"La niña de la casa chica", así la habían llamado siempre las vecinas de su calle. Así le gustaba a ella recordarse ahora, con el transcurrir de los años.
La casa chica, aquella pequeña vivienda de poco más de 48 metros cuadrados donde pasó su infancia, su adolescencia, su juventud. Aquella fue la primera que vio cuando abrió sus ojos a la vida aquel veintiuno de octubre. Esa fue la casa testigo de tantos juegos con sus cinco hermanos. Aquella, la morada donde vivió tantos ratos buenos y muchos malos. La casa encalada con puerta marrón, la más pequeña de la calle, la más aprovechada, la más concurrida siempre, la que era centro de reunión de todos los niños de su calle.
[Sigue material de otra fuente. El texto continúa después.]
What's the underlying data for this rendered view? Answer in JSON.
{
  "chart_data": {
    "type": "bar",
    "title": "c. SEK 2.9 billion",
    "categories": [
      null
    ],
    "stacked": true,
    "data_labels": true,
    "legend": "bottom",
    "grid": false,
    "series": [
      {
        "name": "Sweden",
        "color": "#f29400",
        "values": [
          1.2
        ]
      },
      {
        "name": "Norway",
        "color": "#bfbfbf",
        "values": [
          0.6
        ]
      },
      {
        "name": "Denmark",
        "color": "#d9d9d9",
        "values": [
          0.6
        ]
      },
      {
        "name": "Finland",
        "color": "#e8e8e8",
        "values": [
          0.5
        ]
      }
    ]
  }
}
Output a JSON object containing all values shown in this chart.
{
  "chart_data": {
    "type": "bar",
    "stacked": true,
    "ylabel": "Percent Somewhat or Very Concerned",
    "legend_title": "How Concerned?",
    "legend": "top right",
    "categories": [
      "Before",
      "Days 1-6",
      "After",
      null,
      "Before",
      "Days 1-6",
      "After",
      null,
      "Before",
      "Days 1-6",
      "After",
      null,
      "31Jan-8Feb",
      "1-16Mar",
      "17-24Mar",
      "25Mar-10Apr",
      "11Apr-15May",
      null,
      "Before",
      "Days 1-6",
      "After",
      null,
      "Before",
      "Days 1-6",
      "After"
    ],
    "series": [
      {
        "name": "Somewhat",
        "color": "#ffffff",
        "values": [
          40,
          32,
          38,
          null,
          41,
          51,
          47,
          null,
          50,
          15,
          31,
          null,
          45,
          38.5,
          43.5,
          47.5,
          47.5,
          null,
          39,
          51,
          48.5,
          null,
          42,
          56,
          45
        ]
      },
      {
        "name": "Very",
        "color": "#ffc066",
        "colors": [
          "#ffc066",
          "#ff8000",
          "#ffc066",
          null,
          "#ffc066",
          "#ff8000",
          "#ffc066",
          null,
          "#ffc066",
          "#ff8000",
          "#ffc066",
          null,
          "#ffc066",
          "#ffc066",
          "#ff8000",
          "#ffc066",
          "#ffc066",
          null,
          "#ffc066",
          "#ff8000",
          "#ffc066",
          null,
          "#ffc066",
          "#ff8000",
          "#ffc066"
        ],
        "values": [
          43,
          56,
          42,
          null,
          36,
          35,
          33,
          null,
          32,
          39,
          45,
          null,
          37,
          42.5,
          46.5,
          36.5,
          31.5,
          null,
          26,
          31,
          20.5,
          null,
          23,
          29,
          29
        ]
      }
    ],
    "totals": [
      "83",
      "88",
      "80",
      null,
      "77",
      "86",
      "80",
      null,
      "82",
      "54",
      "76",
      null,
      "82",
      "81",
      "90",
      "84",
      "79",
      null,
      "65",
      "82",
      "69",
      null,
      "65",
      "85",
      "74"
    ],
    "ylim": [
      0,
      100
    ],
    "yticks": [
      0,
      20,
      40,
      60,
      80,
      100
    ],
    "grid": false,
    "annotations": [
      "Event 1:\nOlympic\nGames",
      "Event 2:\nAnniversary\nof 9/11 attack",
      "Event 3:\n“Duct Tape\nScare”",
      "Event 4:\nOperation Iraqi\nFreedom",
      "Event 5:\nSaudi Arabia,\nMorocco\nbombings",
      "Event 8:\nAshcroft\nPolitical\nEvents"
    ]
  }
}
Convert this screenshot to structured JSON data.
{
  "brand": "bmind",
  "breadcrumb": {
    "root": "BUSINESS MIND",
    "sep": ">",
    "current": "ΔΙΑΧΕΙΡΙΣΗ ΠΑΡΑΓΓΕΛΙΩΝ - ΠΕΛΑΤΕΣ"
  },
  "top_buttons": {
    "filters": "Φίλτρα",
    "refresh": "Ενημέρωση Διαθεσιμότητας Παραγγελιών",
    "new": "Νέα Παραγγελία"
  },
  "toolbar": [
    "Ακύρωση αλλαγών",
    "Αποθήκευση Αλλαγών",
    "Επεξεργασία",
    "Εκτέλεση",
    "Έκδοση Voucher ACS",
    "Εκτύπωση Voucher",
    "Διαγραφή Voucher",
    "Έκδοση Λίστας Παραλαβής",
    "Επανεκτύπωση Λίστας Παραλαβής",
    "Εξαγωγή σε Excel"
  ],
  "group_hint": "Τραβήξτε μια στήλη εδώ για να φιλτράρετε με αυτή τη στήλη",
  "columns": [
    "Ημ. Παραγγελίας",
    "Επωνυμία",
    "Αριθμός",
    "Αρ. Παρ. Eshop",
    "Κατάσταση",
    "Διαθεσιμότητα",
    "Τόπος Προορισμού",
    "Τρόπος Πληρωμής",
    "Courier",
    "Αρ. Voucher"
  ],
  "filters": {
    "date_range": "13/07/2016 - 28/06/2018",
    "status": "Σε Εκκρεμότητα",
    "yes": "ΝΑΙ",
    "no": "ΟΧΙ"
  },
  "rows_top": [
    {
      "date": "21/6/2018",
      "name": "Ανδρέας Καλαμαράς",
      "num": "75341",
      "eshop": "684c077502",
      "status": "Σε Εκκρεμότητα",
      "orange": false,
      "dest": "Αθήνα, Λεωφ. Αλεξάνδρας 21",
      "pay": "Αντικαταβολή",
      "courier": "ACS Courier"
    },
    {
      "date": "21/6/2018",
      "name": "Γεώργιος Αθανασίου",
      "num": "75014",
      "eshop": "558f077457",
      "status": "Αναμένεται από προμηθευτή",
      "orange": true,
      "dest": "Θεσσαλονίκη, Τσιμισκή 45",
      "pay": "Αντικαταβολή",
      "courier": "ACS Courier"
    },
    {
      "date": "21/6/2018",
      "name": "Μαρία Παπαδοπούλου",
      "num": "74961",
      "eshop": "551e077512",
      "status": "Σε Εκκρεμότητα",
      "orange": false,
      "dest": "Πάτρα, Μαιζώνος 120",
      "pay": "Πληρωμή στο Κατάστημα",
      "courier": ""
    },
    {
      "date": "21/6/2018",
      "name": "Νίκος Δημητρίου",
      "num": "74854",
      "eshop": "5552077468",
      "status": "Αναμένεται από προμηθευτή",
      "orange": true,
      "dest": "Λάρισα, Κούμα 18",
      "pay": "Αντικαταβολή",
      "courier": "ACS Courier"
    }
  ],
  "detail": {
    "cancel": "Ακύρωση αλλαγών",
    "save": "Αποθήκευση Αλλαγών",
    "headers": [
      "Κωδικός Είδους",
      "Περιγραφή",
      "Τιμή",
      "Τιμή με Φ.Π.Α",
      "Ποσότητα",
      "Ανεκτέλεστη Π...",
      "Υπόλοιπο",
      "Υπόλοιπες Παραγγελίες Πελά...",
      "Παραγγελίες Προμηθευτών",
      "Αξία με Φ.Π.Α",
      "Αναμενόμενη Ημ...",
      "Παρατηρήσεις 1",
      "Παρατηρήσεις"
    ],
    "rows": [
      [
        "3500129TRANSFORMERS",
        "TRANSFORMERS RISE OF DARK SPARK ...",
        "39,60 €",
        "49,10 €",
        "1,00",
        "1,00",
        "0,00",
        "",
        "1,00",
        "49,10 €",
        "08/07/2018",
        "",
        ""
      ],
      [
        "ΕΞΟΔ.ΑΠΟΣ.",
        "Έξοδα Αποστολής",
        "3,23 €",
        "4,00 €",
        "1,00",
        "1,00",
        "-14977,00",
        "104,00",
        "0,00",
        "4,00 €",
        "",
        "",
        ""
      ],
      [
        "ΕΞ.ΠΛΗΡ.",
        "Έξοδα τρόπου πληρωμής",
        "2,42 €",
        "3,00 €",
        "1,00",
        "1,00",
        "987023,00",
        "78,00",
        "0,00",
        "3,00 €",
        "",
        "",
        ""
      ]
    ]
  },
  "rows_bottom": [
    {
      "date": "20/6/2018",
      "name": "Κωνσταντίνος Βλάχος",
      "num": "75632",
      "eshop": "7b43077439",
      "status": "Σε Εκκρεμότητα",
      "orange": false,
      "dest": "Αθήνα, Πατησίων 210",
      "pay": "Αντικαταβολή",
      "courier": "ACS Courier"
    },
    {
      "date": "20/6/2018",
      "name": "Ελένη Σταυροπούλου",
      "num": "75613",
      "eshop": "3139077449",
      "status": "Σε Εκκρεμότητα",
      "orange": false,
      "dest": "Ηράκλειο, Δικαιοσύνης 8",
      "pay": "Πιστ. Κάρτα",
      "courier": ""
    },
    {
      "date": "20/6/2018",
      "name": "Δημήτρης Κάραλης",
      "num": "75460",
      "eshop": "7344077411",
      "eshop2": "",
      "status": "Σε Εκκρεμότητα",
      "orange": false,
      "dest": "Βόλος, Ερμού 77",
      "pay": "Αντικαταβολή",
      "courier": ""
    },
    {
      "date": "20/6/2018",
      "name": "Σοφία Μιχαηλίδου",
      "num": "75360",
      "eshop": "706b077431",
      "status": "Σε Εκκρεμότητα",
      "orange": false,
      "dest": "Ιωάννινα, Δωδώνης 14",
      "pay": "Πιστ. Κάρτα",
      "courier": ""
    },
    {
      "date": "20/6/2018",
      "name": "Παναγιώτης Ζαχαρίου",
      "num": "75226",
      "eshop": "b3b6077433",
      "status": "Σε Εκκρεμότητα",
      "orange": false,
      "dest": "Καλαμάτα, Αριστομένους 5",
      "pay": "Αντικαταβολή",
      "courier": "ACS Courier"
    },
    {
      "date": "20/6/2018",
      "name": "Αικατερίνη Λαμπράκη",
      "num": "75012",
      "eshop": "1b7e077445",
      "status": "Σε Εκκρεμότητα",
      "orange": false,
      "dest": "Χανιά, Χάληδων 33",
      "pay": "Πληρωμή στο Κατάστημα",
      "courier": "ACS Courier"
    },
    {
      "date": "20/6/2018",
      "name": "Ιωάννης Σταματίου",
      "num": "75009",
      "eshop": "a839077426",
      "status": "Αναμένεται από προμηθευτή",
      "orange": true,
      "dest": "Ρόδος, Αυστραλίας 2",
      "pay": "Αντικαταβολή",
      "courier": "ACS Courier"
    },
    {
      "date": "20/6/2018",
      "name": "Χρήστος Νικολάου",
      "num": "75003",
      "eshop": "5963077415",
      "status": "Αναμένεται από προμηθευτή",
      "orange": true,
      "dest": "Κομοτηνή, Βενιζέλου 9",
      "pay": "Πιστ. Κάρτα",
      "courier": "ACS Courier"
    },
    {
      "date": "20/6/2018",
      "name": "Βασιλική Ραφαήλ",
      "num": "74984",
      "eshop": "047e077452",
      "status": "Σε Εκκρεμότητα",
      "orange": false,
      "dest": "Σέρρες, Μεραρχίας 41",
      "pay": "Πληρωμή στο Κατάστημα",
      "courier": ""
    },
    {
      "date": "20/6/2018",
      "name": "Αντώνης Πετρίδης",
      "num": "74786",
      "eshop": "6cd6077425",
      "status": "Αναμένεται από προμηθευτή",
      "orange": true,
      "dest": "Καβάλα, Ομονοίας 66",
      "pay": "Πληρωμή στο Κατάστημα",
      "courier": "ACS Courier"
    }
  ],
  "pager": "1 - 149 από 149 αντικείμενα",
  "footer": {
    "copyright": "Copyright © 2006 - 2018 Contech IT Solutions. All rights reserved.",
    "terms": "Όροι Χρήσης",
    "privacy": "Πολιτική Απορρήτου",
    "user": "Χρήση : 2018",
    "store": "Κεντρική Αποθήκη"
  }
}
En su adolescencia se avergonzó de ella cuando empezó a salir con aquel muchacho . Él tenía una casa grande con cochera, habitaciones en el piso de arriba, mucho espacio y muebles bonitos. Ella, la niña de la casa chica, no tuvo nunca una habitación para ella sola. Su dormitorio improvisado era el salón, en aquel sofá cama pegado a la camilla. Todas las noches debía sacar las sábanas y la almohada para prepararse a dormir. Todas las mañanas debía recogerlo todo para que se pudiese utilizar como asiento para cuatro.
Ahora todo aquello le parecía tan lejano......
Y sin embargo, no todo había cambiado tanto.
La niña, ya mujer, nunca dejó atrás sus inseguridades, su falta de autoestima, su complejo de inferioridad.
Su ego seguía siendo pequeño, muy pequeño, más diminuto incluso que la casa que la vio nacer.
Su pueblo estaba habitado por mediocres que la habían mirado por encima del hombro intentando empequeñecerla. Muchos de ellos fueron horadando su persona, agujereando su corazón para sentirse así más grandes. Ella seguía sin entender el porqué. Nunca hizo daño a nadie a sabiendas.
Ahora, con cincuenta y dos años, miraba de frente a todos. La vida la había enseñado a no agachar la cabeza ante nadie. No era más, pero menos tampoco. La falta de autoestima la espoleaba para mantener la mirada ante los que antaño la menospreciaron. Había aprendido que todos eran de carne y hueso, igual que ella. Todos acabarían algún día en el mismo sitio. Todos.
Muchas veces se había cruzado con aquellos que no la aceptaban porque no encajaba en sus círculos. Algunos, hasta la saludaban
, al cabo de los años, porque ahora ella se confundía con el resto y había ampliado su círculo de amigos.
Hoy cree que es el momento de pensar de otra manera, de no sentirse pequeña, de recordar con cariño su infancia y abandonar en un rincón los malos momentos, los desplantes, los desaires, las miradas desde arriba. Es el momento de crecer, de dejar de ser pequeña, de no sentirse chica como aquella casa, de mirar a la altura de los ojos, nunca desde abajo.
Y todos los días sale a la calle con la espalda recta, la mirada al frente y la sonrisa en los labios.
La vida no la trata tan mal después de todo.
Apartando a los mediocres que se pensaban superiores a ella, su día a día está lleno de personas válidas, inteligentes, buenas. Personas que la quieren y la aceptan con sus defectos y sus virtudes. Amigos que no miden si su casa tiene los metros cuadrados exigidos para entrar en uno u otro club.
Esa gente es la que llena su vida por completo, la que la amplía, mejora y enriquece, la que la hace sentirse grande y un poquito importante al saberse querida.
Aquella niña, aquella casa, han crecido. Ya todo forma parte de su vida.
Ahora toca seguir viviendo, que no es poco.
Feliz cumpleaños, mama, allá donde estés.